Mr. Goldsby's third argument is that the ALJ incorrectly applied the medical vocational guidelines of 20 C.F.R. Sec. 404, supbt. P, app. 2, to reach a finding of nondisability, in light of Mr. Goldsby's nonexertional impairments which restrict him from performing a full range of medium work. He relies upon authority that provides that the guidelines are inapplicable when the claimant's nonexertional limitations are 'severe enough to restrict a full range of gainful employment at the designated level.' Kirk, supra, at 537.

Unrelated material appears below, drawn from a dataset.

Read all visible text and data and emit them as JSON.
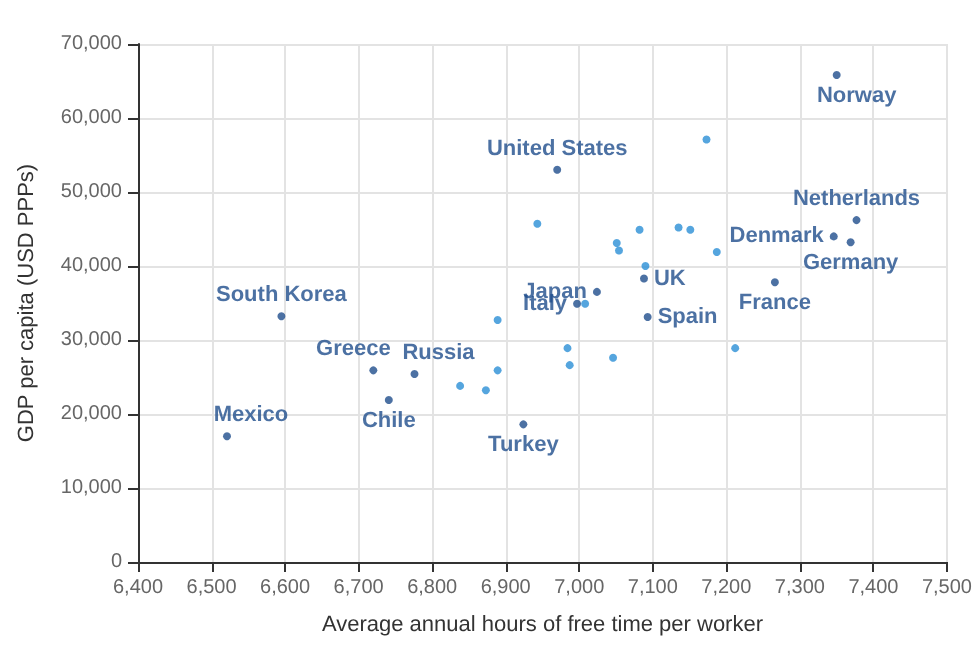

The Secretary responds that even if Mr. Goldsby's residual functional capacity is for sedentary or light work, the medical vocational guidelines still direct a finding of nondisability. We find that the record bears substantial evidence to support the Secretary's conclusion that Mr. Goldsby is capable of medium work activity.

For the foregoing reasons, we affirm summary judgment in favor of the Secretary.